The Decade That Followed
Dior dominated the 1950s. Between 1947 and 1957 he showed twenty-two collections, introducing successive silhouettes that evolved the New Look while keeping its hourglass logic intact: the Vertical line of 1950, the Tulip line of 1953, the H-line of 1954, the A-line of 1955, the Y-line of 1956.
The 1950s American department store wardrobe, the British coronation-era wardrobe, the suburban housewife uniform, the office secretary’s suit, and the Hollywood star’s red carpet gown all traced their underlying logic back to 30 Avenue Montaigne in February 1947. The silhouette spread through pattern books and ready-to-wear by the end of the decade. By 1955, a working woman in Indianapolis could buy a Dior-influenced dress at Sears for under fifteen dollars.
Dior died of a heart attack on October 24, 1957, in Montecatini, Italy, while on holiday with friends. He was fifty-two years old. The House of Dior board appointed his twenty-one-year-old assistant Yves Saint Laurent to take over the artistic direction of the house within forty-eight hours. Saint Laurent would hold the role for three seasons before being conscripted into the French military during the Algerian War.
Closing
The New Look reset women’s clothing for an entire decade and accidentally became the canonical silhouette of the 1950s, even though its first season was 1947. The Boussac investment strategy worked because the silhouette was visually irresistible and economically engineered to consume resources at the maximum possible rate. The political backlash against it lost. The women who picketed in Dallas had their wartime sensibility on the right side of history regarding fabric conservation and on the wrong side regarding fashion.
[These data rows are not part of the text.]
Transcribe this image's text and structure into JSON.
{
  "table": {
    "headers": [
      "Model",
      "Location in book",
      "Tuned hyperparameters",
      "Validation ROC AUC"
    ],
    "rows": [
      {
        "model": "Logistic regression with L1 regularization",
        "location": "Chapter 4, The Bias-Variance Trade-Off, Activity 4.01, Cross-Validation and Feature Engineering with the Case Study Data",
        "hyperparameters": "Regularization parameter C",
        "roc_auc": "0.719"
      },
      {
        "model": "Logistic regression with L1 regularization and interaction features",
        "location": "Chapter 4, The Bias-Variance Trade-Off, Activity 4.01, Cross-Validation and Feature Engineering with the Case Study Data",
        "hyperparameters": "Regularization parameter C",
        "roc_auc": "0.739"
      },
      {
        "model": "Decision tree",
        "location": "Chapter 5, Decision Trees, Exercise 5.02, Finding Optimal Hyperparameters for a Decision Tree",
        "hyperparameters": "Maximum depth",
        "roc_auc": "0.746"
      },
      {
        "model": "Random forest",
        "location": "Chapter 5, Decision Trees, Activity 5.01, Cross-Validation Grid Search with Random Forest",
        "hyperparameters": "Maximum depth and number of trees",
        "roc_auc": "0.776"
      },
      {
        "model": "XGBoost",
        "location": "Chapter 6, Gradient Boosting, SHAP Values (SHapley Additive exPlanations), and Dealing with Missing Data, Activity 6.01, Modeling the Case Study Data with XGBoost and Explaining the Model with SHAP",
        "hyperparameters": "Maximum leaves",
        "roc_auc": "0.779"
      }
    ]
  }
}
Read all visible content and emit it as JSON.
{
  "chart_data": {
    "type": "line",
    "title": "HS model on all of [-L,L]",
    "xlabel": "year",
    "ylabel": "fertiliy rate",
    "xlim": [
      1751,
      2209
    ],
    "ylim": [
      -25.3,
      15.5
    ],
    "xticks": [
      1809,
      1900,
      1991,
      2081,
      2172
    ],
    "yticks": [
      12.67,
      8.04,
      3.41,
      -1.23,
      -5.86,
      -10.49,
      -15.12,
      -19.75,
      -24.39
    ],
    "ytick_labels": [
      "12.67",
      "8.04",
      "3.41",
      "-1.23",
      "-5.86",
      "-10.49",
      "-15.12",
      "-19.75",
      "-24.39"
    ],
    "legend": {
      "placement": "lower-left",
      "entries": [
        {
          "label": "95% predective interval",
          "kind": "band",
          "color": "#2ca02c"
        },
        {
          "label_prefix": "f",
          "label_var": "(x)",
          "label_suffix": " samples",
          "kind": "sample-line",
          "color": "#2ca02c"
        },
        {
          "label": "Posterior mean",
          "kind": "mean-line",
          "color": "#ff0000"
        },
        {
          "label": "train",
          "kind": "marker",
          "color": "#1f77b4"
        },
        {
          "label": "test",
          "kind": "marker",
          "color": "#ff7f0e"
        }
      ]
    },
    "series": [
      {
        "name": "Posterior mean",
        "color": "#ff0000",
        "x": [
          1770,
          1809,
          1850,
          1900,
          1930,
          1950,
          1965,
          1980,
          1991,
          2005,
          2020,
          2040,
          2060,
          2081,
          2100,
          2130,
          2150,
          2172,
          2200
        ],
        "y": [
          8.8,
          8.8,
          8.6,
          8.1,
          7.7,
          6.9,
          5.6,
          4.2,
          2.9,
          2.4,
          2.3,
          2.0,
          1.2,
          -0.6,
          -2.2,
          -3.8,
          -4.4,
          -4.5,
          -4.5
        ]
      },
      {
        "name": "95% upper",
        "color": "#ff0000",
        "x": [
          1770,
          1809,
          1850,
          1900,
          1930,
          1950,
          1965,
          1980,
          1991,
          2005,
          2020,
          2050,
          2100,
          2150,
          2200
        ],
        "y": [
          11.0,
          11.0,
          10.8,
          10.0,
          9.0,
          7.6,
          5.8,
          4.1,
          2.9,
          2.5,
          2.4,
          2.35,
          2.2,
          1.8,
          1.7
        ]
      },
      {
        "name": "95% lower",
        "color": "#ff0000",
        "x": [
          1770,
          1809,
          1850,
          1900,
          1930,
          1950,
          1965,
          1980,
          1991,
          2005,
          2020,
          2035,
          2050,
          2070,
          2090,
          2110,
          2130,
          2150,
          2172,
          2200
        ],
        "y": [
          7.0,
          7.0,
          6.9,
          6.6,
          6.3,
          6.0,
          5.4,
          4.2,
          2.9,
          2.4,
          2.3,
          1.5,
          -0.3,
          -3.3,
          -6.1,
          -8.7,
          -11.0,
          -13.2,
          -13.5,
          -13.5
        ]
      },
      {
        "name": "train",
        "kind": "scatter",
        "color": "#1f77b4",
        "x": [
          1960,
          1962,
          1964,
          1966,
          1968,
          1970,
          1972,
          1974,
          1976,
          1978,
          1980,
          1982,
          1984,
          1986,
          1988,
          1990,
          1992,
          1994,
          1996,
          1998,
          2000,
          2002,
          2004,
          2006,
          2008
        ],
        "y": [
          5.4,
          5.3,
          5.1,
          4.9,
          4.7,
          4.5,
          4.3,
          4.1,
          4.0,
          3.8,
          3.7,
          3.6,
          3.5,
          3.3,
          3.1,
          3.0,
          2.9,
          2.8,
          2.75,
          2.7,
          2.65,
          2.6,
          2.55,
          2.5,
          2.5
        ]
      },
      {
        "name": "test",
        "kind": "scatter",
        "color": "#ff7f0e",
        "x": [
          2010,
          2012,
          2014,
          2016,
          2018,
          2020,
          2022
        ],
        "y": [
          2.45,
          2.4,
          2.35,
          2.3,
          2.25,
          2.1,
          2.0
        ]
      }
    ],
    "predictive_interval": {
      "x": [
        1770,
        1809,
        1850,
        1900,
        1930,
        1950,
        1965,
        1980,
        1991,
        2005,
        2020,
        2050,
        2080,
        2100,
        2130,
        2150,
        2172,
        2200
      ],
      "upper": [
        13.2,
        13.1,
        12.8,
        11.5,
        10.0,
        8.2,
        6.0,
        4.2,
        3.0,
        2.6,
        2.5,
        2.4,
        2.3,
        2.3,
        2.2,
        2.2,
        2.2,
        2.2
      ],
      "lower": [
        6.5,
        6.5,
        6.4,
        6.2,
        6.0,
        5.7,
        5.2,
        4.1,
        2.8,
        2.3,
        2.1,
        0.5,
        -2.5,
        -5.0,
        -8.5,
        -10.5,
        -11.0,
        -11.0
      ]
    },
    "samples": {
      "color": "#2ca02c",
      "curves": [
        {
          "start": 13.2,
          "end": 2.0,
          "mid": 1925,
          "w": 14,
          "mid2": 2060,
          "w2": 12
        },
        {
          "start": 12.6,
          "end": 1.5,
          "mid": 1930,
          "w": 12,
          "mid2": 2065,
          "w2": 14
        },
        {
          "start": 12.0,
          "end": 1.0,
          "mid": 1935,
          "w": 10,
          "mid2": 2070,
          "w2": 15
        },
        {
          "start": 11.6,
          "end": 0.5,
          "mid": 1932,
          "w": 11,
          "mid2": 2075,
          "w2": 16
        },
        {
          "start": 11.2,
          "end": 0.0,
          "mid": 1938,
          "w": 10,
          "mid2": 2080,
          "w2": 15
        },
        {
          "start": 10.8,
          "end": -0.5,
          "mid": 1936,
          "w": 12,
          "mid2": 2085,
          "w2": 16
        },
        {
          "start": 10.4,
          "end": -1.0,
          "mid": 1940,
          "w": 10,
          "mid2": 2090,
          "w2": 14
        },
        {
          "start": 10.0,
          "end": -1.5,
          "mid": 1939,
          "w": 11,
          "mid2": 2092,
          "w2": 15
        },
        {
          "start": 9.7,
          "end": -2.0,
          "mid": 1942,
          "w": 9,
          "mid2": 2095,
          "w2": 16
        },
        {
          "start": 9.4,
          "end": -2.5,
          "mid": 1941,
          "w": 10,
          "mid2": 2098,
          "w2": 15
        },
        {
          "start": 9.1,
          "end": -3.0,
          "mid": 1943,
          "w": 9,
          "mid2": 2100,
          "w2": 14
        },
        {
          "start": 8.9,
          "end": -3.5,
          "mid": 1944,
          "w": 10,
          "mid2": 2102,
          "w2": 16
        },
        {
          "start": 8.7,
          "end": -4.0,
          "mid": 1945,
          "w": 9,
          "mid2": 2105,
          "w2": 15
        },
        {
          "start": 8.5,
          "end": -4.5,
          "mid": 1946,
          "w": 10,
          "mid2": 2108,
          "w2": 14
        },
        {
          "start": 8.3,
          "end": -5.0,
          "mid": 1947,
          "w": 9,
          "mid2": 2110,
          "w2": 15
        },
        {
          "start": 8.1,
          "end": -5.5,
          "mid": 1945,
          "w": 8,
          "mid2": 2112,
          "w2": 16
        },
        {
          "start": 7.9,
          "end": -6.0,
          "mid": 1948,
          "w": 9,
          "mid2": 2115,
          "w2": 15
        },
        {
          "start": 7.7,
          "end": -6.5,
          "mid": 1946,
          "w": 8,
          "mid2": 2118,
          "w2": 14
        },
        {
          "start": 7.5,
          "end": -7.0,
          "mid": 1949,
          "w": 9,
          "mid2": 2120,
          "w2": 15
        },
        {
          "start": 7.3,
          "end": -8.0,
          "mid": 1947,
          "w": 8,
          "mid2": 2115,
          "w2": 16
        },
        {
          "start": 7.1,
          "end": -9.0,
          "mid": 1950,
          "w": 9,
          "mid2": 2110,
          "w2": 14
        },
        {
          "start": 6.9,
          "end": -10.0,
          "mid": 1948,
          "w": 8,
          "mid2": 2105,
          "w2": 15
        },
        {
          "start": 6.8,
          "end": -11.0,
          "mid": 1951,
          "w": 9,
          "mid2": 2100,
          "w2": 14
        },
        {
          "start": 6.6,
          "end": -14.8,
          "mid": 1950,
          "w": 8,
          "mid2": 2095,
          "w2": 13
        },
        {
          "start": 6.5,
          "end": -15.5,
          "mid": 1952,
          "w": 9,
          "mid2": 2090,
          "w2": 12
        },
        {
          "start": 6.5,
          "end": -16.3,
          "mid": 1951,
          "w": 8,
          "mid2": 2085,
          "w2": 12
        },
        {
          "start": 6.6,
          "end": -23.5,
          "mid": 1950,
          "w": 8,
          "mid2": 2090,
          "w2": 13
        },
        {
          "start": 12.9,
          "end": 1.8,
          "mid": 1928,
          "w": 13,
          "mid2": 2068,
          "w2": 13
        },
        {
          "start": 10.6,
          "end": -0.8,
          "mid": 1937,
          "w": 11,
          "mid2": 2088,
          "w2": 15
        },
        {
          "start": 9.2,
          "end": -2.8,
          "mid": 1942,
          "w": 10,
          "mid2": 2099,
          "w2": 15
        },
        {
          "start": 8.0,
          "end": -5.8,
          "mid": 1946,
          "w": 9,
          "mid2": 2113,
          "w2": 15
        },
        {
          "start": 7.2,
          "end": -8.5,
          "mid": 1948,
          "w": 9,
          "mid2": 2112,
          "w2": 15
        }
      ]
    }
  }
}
By 1950, every woman who could afford a New Look dress was wearing one. By 1955, the silhouette had spread to the middle class globally through pattern catalogs and ready-to-wear. Every couture revival of the hourglass since 1947, from Yves Saint Laurent in the 1980s to Karl Lagerfeld at Chanel in the 1990s to Maria Grazia Chiuri’s contemporary work back at Dior, is a footnote to that February afternoon at 30 Avenue Montaigne.
The look that ended the war in fashion has never quite left it. The 1940s wardrobe was designed by a War Production Board committee. The 1950s wardrobe was designed by one man and his textile investor. Both decades show how completely a single design office can reset what women wear.